Kingman was in the middle of an economic boom, with dramatic economic and population growth. The City’s finances in 2007 were healthy as well. General Fund revenues were $25 million with $23 million expenditures. The cash reserves on June 30 were over $7.3 million. All the City’s fund revenues, including water, sewer and garbage, totaled $51 million, with spending at $40 million. All cash fund balances totaled $32 million. City employment jumped from 300 to 376 in just four years. Kingman’s government was fat and sassy. Then came the Great Recession; everything went to hell in a handbasket.
The decade was topsy-turvy, impacting everyone, essentially ending with the election of President Donald Trump. Everything was a mess, so you’d expect the same to be true for the City of Kingman’s finances, right? Not so fast.
In FY2017, while the City experienced issues in the previous decade, their finances were a stark contrast to many people and businesses. Instead of shrinking, Kingman’s government grew. General Fund revenues increased to $28 Million, with $25 Million expenditures. The cash reserves increased to a whopping $17.5 million. Further, all the City’s funds saw revenues jump to $57 million with expenses nearly $53 million. Cash reserves skyrocketed to over $73 million. Employment, which dipped to 332, rebounded to 374, while the rest of Mohave County was mired in a recession, the City government grew dramatically. They didn’t survive, they thrived.
Then six weeks later, the City Council, led by Miles and Lingenfelter, pled poverty and added the 1 percent TPT, bringing the rate up to 9.35 percent with the City’s portion at 3.5 percent. Thankfully, the people said, “No.”
Now they’re pleading poverty, threatening to stop construction of a new fire station, perhaps letting streets go to hell. The problem was the City Council ignored the negative impact on the private sector. Perhaps that’s due to several City Council members being lifelong government employees.

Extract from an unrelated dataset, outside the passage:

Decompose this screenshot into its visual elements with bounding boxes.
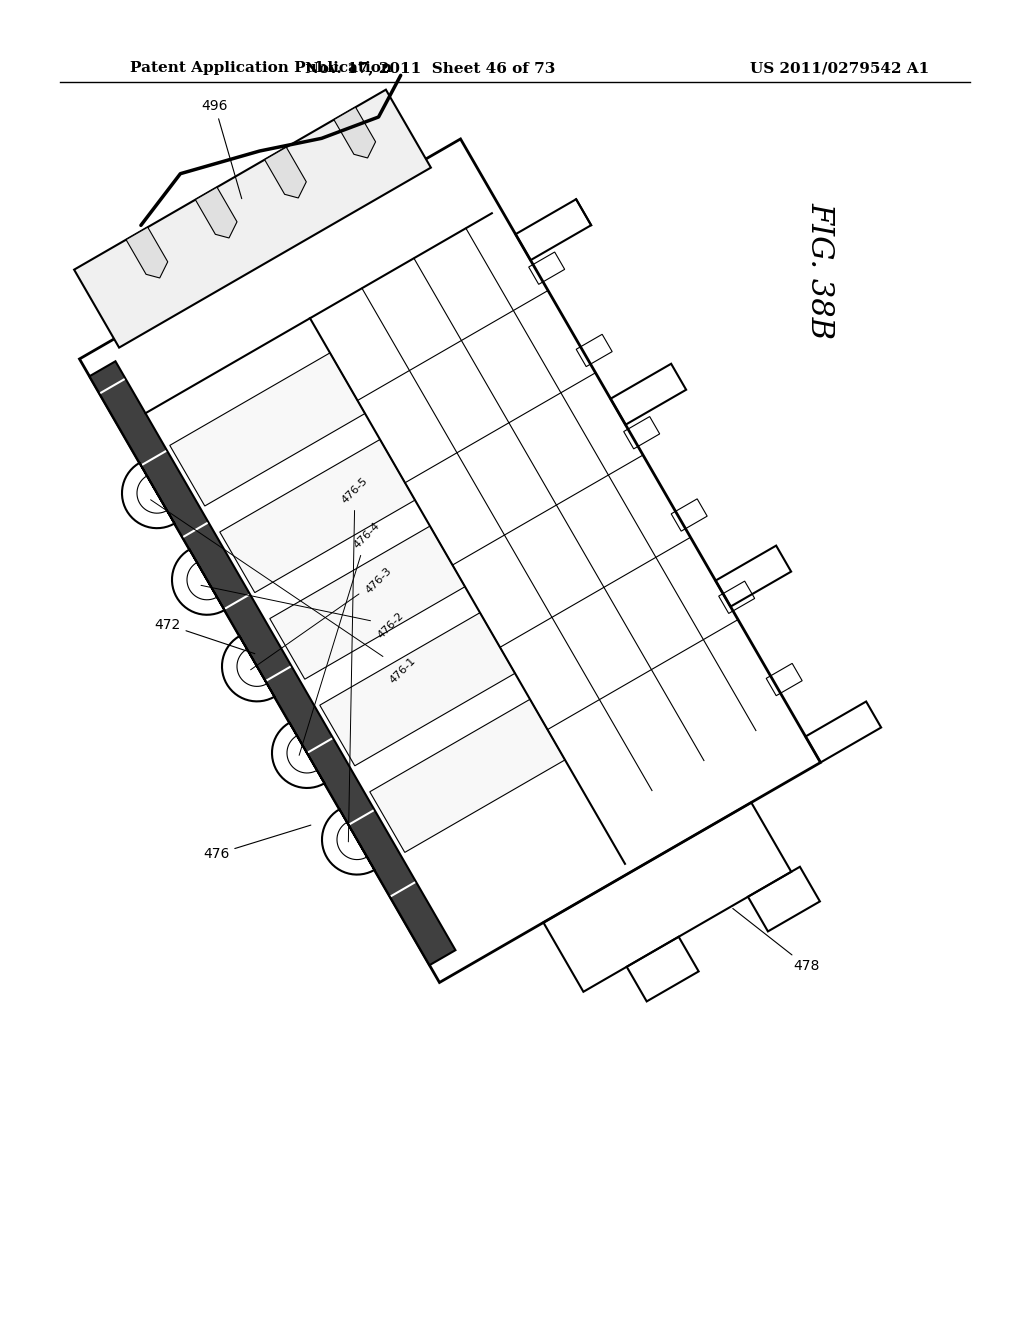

They appeared to only focus on the increased revenue to the City; not the negative impact. Lingenfelter called business leaders greedy and selfish, even anti-growth and development: ridiculous. The Council, seeing only more revenue, was in fact acting greedy and dishonest.
It’s time for them to take an honest, transparent look at the City’s resources and come up with real solutions, not doomsday scenarios. The people deserve no less. There are answers to be found. With the new members of the City Council, perhaps they will.